Medical malpractice lawsuits associated with hospital infections are on the rise. Recent verdicts awarded around the country show this trend in lawsuits.

  • $13.5 million was awarded by a jury on November 6 to a woman who died of an infection caused by flesh-eating bacteria that she contracted during cancer treatment.
  • On November 14, a Utah woman reached a confidential settlement in a $16 million suit she filed alleging that a hospital failed to detect necrotizing fasciitis, a flesh-eating bacteria, before and after she gave birth, causing her to lose three limbs and several organs.
  • In July, a Missouri couple was awarded $2.5 million after the husband contracted a potentially deadly type of staph infection when doctors inserted a pacemaker. As a result, the patient lost a kidney and his leg and foot had to be amputated.

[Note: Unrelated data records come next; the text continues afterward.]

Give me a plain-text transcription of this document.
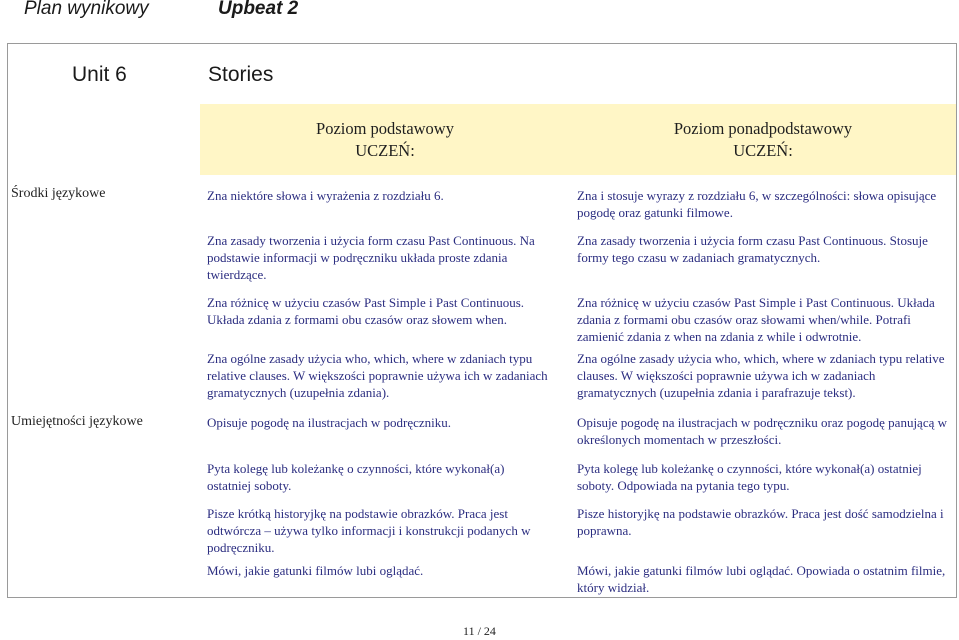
Plan wynikowy	Upbeat 2
Unit 6	Stories
Poziom podstawowy
UCZEŃ:
Poziom ponadpodstawowy
UCZEŃ:
Środki językowe
Umiejętności językowe
Zna niektóre słowa i wyrażenia z rozdziału 6.
Zna zasady tworzenia i użycia form czasu Past Continuous. Na podstawie informacji w podręczniku układa proste zdania twierdzące.
Zna różnicę w użyciu czasów Past Simple i Past Continuous. Układa zdania z formami obu czasów oraz słowem when.
Zna ogólne zasady użycia who, which, where w zdaniach typu relative clauses. W większości poprawnie używa ich w zadaniach gramatycznych (uzupełnia zdania).
Opisuje pogodę na ilustracjach w podręczniku.
Pyta kolegę lub koleżankę o czynności, które wykonał(a) ostatniej soboty.
Pisze krótką historyjkę na podstawie obrazków. Praca jest odtwórcza – używa tylko informacji i konstrukcji podanych w podręczniku.
Mówi, jakie gatunki filmów lubi oglądać.
Zna i stosuje wyrazy z rozdziału 6, w szczególności: słowa opisujące pogodę oraz gatunki filmowe.
Zna zasady tworzenia i użycia form czasu Past Continuous. Stosuje formy tego czasu w zadaniach gramatycznych.
Zna różnicę w użyciu czasów Past Simple i Past Continuous. Układa zdania z formami obu czasów oraz słowami when/while. Potrafi zamienić zdania z when na zdania z while i odwrotnie.
Zna ogólne zasady użycia who, which, where w zdaniach typu relative clauses. W większości poprawnie używa ich w zadaniach gramatycznych (uzupełnia zdania i parafrazuje tekst).
Opisuje pogodę na ilustracjach w podręczniku oraz pogodę panującą w określonych momentach w przeszłości.
Pyta kolegę lub koleżankę o czynności, które wykonał(a) ostatniej soboty. Odpowiada na pytania tego typu.
Pisze historyjkę na podstawie obrazków. Praca jest dość samodzielna i poprawna.
Mówi, jakie gatunki filmów lubi oglądać. Opowiada o ostatnim filmie, który widział.
11 / 24
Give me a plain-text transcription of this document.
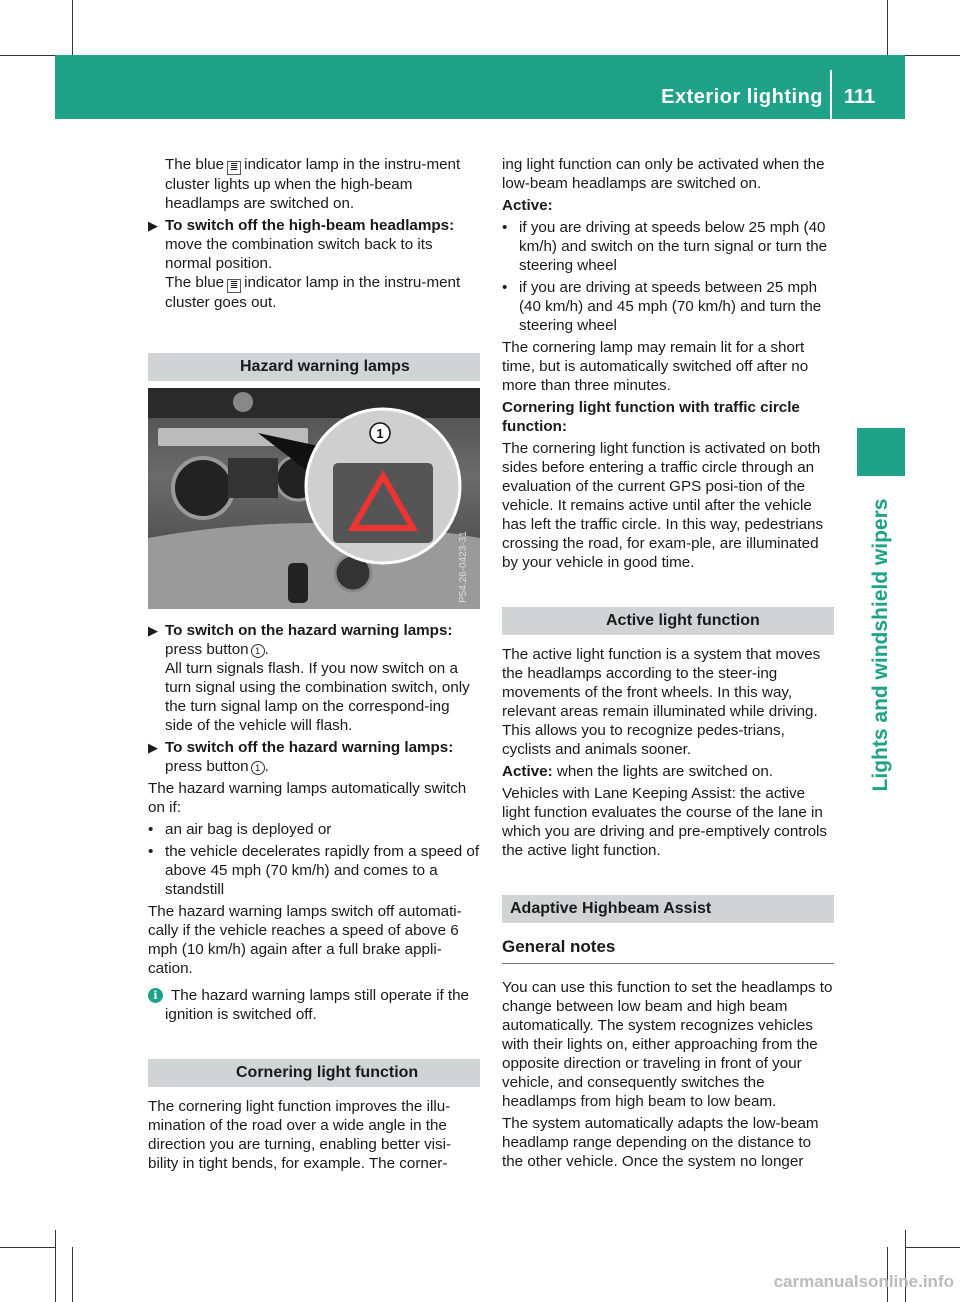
Exterior lighting 111
Lights and windshield wipers

The blue ≣ indicator lamp in the instru-ment cluster lights up when the high-beam headlamps are switched on.

▶ To switch off the high-beam headlamps:

move the combination switch back to its normal position.

The blue ≣ indicator lamp in the instru-ment cluster goes out.

Hazard warning lamps
1
P54.26-0423-31
▶ To switch on the hazard warning lamps:

press button 1 .

All turn signals flash. If you now switch on a turn signal using the combination switch, only the turn signal lamp on the correspond-ing side of the vehicle will flash.

▶ To switch off the hazard warning lamps:

press button 1 .

The hazard warning lamps automatically switch on if:

• an air bag is deployed or
• the vehicle decelerates rapidly from a speed of above 45 mph (70 km/h) and comes to a standstill

The hazard warning lamps switch off automati-cally if the vehicle reaches a speed of above 6 mph (10 km/h) again after a full brake appli-cation.

i The hazard warning lamps still operate if the ignition is switched off.

Cornering light function

The cornering light function improves the illu-mination of the road over a wide angle in the direction you are turning, enabling better visi-bility in tight bends, for example. The corner-

ing light function can only be activated when the low-beam headlamps are switched on.

Active:

• if you are driving at speeds below 25 mph (40 km/h) and switch on the turn signal or turn the steering wheel
• if you are driving at speeds between 25 mph (40 km/h) and 45 mph (70 km/h) and turn the steering wheel

The cornering lamp may remain lit for a short time, but is automatically switched off after no more than three minutes.

Cornering light function with traffic circle function:

The cornering light function is activated on both sides before entering a traffic circle through an evaluation of the current GPS posi-tion of the vehicle. It remains active until after the vehicle has left the traffic circle. In this way, pedestrians crossing the road, for exam-ple, are illuminated by your vehicle in good time.

Active light function

The active light function is a system that moves the headlamps according to the steer-ing movements of the front wheels. In this way, relevant areas remain illuminated while driving. This allows you to recognize pedes-trians, cyclists and animals sooner.

Active: when the lights are switched on.

Vehicles with Lane Keeping Assist: the active light function evaluates the course of the lane in which you are driving and pre-emptively controls the active light function.

Adaptive Highbeam Assist
General notes

You can use this function to set the headlamps to change between low beam and high beam automatically. The system recognizes vehicles with their lights on, either approaching from the opposite direction or traveling in front of your vehicle, and consequently switches the headlamps from high beam to low beam.

The system automatically adapts the low-beam headlamp range depending on the distance to the other vehicle. Once the system no longer

carmanualsonline.info
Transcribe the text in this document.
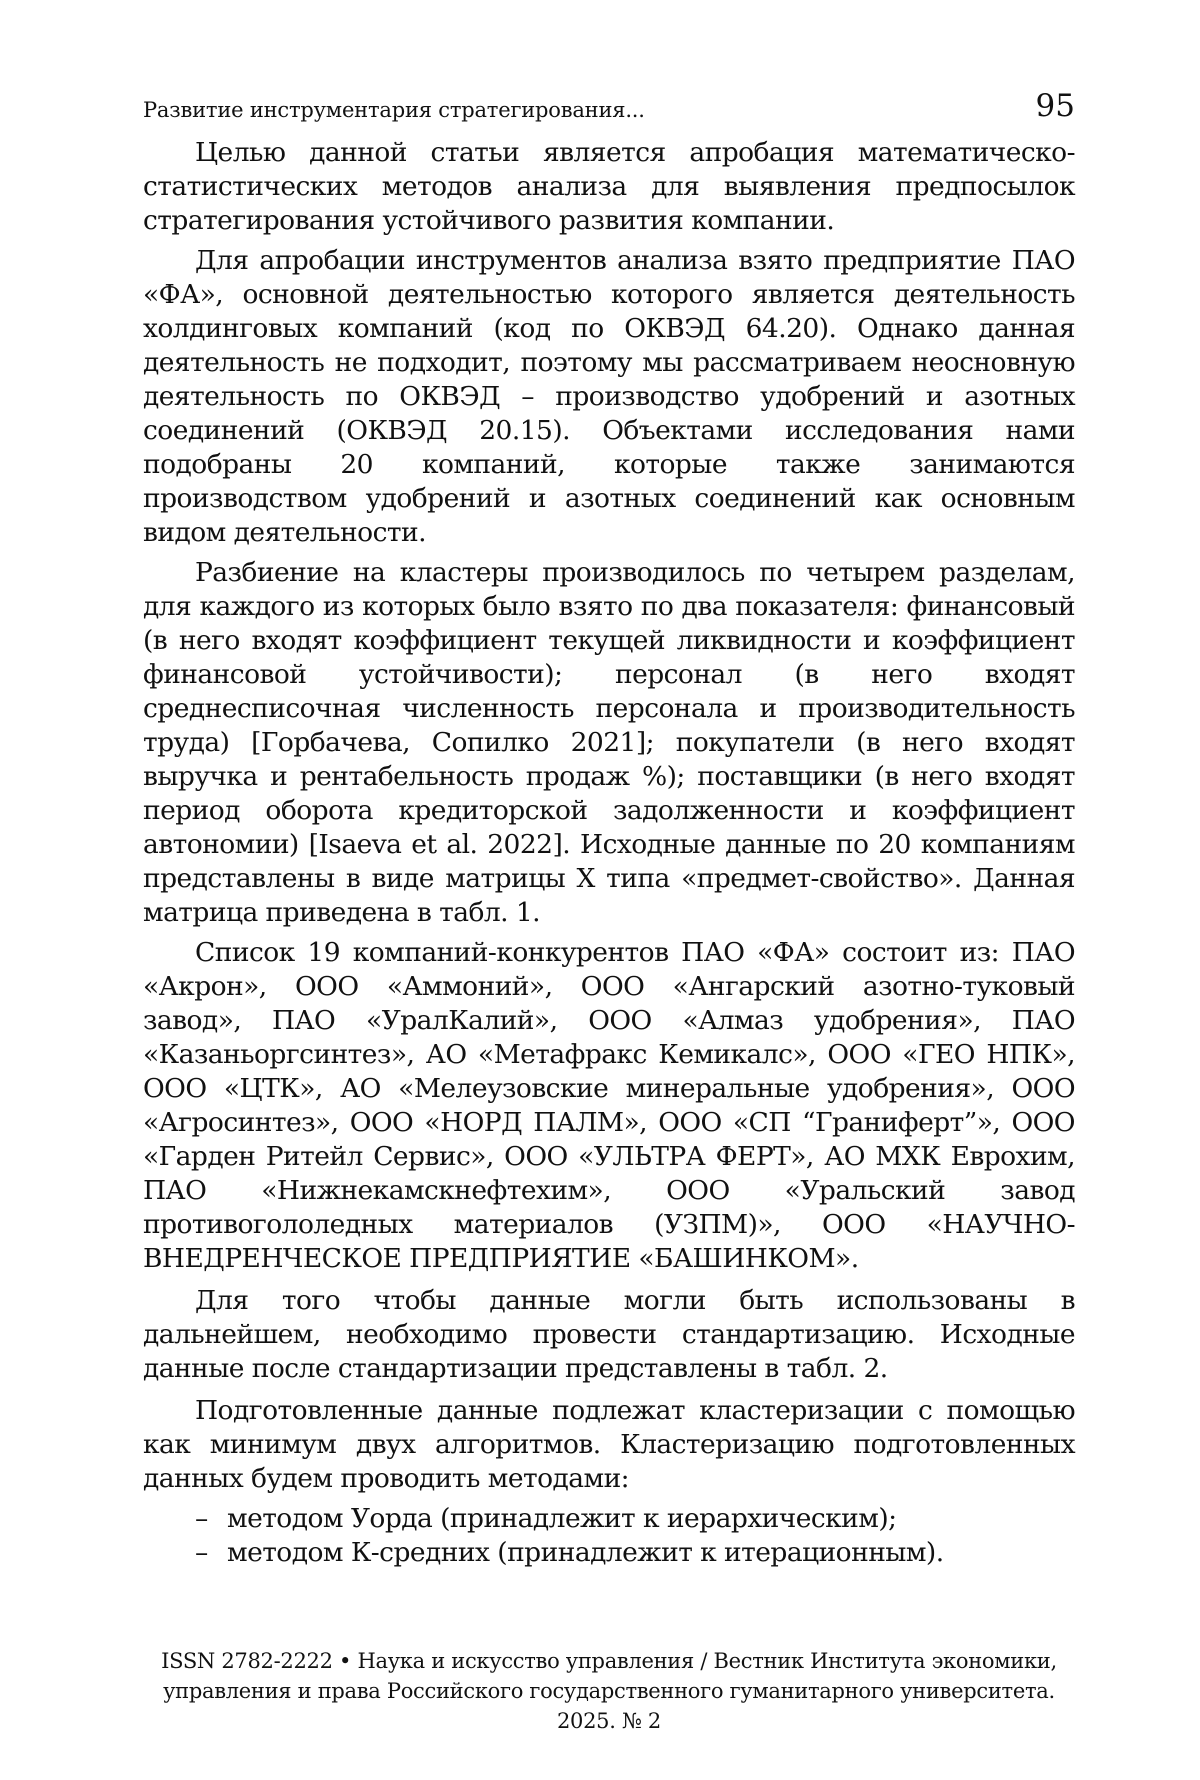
Развитие инструментария стратегирования...	95

Целью данной статьи является апробация математическо-статистических методов анализа для выявления предпосылок стратегирования устойчивого развития компании.

Для апробации инструментов анализа взято предприятие ПАО «ФА», основной деятельностью которого является деятельность холдинговых компаний (код по ОКВЭД 64.20). Однако данная деятельность не подходит, поэтому мы рассматриваем неосновную деятельность по ОКВЭД – производство удобрений и азотных соединений (ОКВЭД 20.15). Объектами исследования нами подобраны 20 компаний, которые также занимаются производством удобрений и азотных соединений как основным видом деятельности.

Разбиение на кластеры производилось по четырем разделам, для каждого из которых было взято по два показателя: финансовый (в него входят коэффициент текущей ликвидности и коэффициент финансовой устойчивости); персонал (в него входят среднесписочная численность персонала и производительность труда) [Горбачева, Сопилко 2021]; покупатели (в него входят выручка и рентабельность продаж %); поставщики (в него входят период оборота кредиторской задолженности и коэффициент автономии) [Isaeva et al. 2022]. Исходные данные по 20 компаниям представлены в виде матрицы X типа «предмет-свойство». Данная матрица приведена в табл. 1.

Список 19 компаний-конкурентов ПАО «ФА» состоит из: ПАО «Акрон», ООО «Аммоний», ООО «Ангарский азотно-туковый завод», ПАО «УралКалий», ООО «Алмаз удобрения», ПАО «Казаньоргсинтез», АО «Метафракс Кемикалс», ООО «ГЕО НПК», ООО «ЦТК», АО «Мелеузовские минеральные удобрения», ООО «Агросинтез», ООО «НОРД ПАЛМ», ООО «СП “Граниферт”», ООО «Гарден Ритейл Сервис», ООО «УЛЬТРА ФЕРТ», АО МХК Еврохим, ПАО «Нижнекамскнефтехим», ООО «Уральский завод противогололедных материалов (УЗПМ)», ООО «НАУЧНО-ВНЕДРЕНЧЕСКОЕ ПРЕДПРИЯТИЕ «БАШИНКОМ».

Для того чтобы данные могли быть использованы в дальнейшем, необходимо провести стандартизацию. Исходные данные после стандартизации представлены в табл. 2.

Подготовленные данные подлежат кластеризации с помощью как минимум двух алгоритмов. Кластеризацию подготовленных данных будем проводить методами:

– методом Уорда (принадлежит к иерархическим);
– методом К-средних (принадлежит к итерационным).
ISSN 2782-2222 • Наука и искусство управления / Вестник Института экономики,
управления и права Российского государственного гуманитарного университета. 2025. № 2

Over 2 million infections transmitted in hospitals occur annually which has led to 90,000 deaths as estimated by the Centers for Disease Control and Prevention, or CDC. The CDC found that in long-term care centers an additional 1.5 million health-care related infections occur each year.

"This is the next asbestos. Now that the evidence is overwhelming that nearly all infections are preventable, hospitals that don't follow the proven protocols are inviting lawsuits," said Betsy McCaughy, founder and chair of the Committee to Reduce Infection Deaths, a non-profit patient safety organization in New York.

Twenty-six states have passed laws requiring hospitals to report infections acquired in their facilities. The standard of care for hospitals in preventing infections is rising because of new guidelines and rules. As of October 1, 2008 Medicare has stopped reimbursing for certain types of hospital-acquired infections. "There are CDC standards on infection prevention and lots of published materials that can be used to establish the standard of care," said McCaughy.

Causation is often the more contentious issue, McCaughy has noted. The plaintiff "is going to need an expert to say, 'If this precaution had been taken, he would not have gotten this infection,'" McCaughy said.